BERLIN - Es ist eine Reihe schmuckloser Bürocontainer, aufgestellt auf einer Wiese am Rande des Flughafens Schönefeld, die Air Berlin und auch der Lufthansa Sorgen machen. Dort, hinter Baggern, die das Vorfeld aufreißen, sitzen die neuen Crews von Ryanair.

Fünf Maschinen hat der irische Billigflieger in Schönefeld zum Winterflugplan stationiert. Asphaltiermaschinen schaffen Extra-Platz auf den Vorfeld. Ein neues Terminal ist in Planung.

Auch 2016 werde der Berliner Luftverkehr um sechs Prozent wachsen, sagt Flughafenchef Karsten Mühlenfeld. Und er sagt, dass dafür nicht die beiden größten deutschen Airlines, Lufthansa und Air Berlin, sorgen. Es sind die Billigflieger - Easyjet, Norwegian und besonders Ryanair, die nun auch mit innerdeutschen Strecken an den Start gehen.

"Air Berlin ist immer noch unser größter Kunde", betont Mühlenfeld. Doch andere stehen bereit, diesen Platz einzunehmen. Deshalb will auch der deutsche Branchenprimus Lufthansa den Wettbewerb mit den Billigfliegern aufnehmen und päppelt seine Low-Cost-Gesellschaft Eurowings - nicht nur in Berlin.

Air-Berlin-Chef Stefan Pichler
Air-Berlin-Chef Stefan Pichler, © www.fotografie-wiese.de

In dieser Situation kämpft die defizitäre Air Berlin um Gemeinschaftsflüge mit dem Partner Etihad Airways, der mit einem Anteil von 29,2 Prozent auch größter Aktionär ist. Gemeinsam werden 65 Strecken vermarktet, die Etihad-Kunden fliegen unter der gleichen Flugnummer (Codeshare) wie die Air-Berlin-Fluggäste. Vor allem über Berlin und Düsseldorf erreichen die Etihad-Passagiere so zahlreiche Ziele in Deutschland, Europa und den USA.
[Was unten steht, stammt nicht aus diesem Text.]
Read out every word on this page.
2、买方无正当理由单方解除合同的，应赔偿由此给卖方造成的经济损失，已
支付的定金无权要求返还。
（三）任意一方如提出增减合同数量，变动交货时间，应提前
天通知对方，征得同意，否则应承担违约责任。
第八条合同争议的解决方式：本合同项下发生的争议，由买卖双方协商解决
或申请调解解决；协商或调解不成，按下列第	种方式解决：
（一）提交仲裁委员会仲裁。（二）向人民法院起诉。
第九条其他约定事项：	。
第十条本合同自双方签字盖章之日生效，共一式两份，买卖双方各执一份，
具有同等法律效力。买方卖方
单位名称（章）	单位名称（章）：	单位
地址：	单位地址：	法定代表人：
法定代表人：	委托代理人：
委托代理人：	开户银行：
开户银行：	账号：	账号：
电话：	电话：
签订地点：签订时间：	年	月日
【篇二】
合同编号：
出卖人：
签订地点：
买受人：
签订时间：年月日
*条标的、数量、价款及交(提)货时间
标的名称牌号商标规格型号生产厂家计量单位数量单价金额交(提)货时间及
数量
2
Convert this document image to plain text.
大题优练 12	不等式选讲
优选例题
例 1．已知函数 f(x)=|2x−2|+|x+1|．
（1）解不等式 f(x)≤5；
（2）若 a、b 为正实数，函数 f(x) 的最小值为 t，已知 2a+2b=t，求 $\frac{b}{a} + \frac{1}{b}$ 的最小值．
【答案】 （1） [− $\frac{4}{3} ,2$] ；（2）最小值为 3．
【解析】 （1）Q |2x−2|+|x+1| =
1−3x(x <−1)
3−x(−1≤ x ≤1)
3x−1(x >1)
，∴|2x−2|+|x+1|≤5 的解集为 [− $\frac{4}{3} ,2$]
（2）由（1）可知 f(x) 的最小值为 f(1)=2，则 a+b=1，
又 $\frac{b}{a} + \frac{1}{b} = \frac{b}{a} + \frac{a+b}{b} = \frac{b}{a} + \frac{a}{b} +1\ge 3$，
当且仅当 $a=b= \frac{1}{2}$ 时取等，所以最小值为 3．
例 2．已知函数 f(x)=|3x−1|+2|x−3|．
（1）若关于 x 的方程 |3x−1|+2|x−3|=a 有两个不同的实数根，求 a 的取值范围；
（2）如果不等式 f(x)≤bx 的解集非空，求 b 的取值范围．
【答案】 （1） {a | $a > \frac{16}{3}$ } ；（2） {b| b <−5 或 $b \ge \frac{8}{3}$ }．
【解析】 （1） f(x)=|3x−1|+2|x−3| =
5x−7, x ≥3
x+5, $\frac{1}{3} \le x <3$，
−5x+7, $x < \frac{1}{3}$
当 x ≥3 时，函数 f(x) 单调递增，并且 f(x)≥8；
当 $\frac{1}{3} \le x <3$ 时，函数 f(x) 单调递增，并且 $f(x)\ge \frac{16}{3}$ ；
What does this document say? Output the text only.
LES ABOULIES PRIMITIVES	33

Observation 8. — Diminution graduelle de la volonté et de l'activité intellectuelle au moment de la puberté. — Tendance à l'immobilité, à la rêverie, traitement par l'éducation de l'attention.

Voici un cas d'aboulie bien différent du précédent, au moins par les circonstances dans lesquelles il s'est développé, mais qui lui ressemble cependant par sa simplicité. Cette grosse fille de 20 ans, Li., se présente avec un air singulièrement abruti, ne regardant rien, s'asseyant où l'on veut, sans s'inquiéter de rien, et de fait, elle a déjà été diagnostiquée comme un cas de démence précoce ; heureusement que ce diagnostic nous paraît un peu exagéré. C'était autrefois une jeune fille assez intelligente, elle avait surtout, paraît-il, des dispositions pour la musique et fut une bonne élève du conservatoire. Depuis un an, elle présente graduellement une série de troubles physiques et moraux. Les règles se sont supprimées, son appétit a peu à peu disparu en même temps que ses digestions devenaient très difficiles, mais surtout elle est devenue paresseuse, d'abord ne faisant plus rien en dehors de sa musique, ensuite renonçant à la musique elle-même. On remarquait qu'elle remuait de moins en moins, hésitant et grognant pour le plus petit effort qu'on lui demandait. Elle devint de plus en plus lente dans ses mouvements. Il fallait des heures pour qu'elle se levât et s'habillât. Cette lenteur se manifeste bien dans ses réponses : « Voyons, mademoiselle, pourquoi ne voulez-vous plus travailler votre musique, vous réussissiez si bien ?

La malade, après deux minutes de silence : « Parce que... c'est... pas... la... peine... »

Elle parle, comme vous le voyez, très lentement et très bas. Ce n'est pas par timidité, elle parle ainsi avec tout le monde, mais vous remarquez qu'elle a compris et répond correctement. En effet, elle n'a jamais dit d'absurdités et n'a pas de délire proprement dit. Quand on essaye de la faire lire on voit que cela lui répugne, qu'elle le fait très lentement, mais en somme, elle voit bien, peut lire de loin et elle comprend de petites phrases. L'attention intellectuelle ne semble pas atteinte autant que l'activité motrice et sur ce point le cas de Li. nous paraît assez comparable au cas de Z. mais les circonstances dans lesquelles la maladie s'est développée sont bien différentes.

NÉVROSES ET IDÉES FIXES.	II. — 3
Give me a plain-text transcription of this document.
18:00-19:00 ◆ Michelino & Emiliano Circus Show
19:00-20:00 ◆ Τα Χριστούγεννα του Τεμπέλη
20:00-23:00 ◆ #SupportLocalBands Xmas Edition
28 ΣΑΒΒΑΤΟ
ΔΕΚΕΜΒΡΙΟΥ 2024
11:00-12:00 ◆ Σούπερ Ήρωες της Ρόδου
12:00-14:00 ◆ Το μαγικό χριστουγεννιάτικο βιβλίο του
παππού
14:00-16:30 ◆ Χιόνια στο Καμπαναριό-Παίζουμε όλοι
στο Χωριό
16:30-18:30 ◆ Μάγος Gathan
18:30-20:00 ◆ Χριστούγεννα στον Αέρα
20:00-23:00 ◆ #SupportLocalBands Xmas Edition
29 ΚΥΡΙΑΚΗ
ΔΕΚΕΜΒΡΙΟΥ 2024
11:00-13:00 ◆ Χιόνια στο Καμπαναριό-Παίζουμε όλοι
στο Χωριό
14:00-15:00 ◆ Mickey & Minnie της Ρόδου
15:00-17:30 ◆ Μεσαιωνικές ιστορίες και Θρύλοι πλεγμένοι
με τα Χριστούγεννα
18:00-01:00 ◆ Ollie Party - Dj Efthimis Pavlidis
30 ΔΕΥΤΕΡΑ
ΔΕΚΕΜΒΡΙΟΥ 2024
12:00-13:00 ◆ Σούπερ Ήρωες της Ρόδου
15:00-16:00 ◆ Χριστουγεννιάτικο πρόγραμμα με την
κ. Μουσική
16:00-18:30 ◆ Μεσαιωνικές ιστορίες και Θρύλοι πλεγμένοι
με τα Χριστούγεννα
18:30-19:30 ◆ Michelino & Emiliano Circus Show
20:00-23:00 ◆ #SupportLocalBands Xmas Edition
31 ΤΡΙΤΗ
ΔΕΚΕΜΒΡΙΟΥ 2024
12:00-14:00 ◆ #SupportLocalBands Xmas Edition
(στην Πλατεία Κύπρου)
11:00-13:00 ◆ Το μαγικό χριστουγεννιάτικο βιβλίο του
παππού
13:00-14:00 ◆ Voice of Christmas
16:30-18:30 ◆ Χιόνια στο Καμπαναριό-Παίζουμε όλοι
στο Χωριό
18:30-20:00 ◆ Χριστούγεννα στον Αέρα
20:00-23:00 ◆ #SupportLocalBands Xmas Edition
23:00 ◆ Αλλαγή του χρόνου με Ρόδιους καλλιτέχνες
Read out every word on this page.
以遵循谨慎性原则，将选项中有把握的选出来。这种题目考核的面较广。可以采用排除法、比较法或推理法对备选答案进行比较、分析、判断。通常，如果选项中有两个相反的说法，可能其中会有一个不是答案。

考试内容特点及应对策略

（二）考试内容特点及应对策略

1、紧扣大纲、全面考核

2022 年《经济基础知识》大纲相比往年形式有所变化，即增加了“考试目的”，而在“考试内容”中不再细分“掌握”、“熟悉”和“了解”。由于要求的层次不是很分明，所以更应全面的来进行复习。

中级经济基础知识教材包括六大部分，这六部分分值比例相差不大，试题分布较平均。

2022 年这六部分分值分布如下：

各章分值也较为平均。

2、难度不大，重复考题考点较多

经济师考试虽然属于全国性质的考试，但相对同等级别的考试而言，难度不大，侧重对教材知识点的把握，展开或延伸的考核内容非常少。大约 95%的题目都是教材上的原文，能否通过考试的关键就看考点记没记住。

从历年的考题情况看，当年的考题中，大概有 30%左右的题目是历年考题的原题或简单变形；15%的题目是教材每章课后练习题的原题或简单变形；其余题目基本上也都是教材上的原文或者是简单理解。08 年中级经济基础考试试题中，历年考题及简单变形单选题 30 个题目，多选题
Dieses Geschäft bringt Air Berlin nach eigenen Angaben einen zusätzlichen Umsatz von 140 Millionen Euro. Das scheint bei einem Jahresumsatz von 4,16 Milliarden Euro (2014) nicht die Welt zu sein. Doch die Strategen sind alarmiert: "Wir würden diesen Umsatzausfall zur Zeit nicht verkraften", heißt es aus der Zentrale. Und dass Ryanair-Chef Michael O'Leary nur darauf warte.

"Bei einer gesunden Firma würde man sagen, das ist vielleicht durch Einsparungen an anderer Stelle auszugleichen", sagt Aktionärsvertreter Michael Kunert von der Schutzgemeinschaft der Kapitalanleger (SdK). "Aber bei Air Berlin ist die Lage seit Jahren hochdramatisch." Eine Lösung sei dringend nötig - im Sinne der Aktionäre und der Beschäftigten. Denn: "Ohne die Gemeinschaftsflüge könnte das Interesse der Etihad Air Berlin sinken."

Schließlich sind es Geldspritzen von Ethiad, die Air Berlin noch in der Luft halten. Auch die Arbeitnehmervertreter bei Air Berlin fürchten, dass die Golf-Airline "immer weniger Freude" an ihrem Engagement haben könnte, wie sie an Bundesverkehrsminister Alexander Dobrindt (CSU) schrieben.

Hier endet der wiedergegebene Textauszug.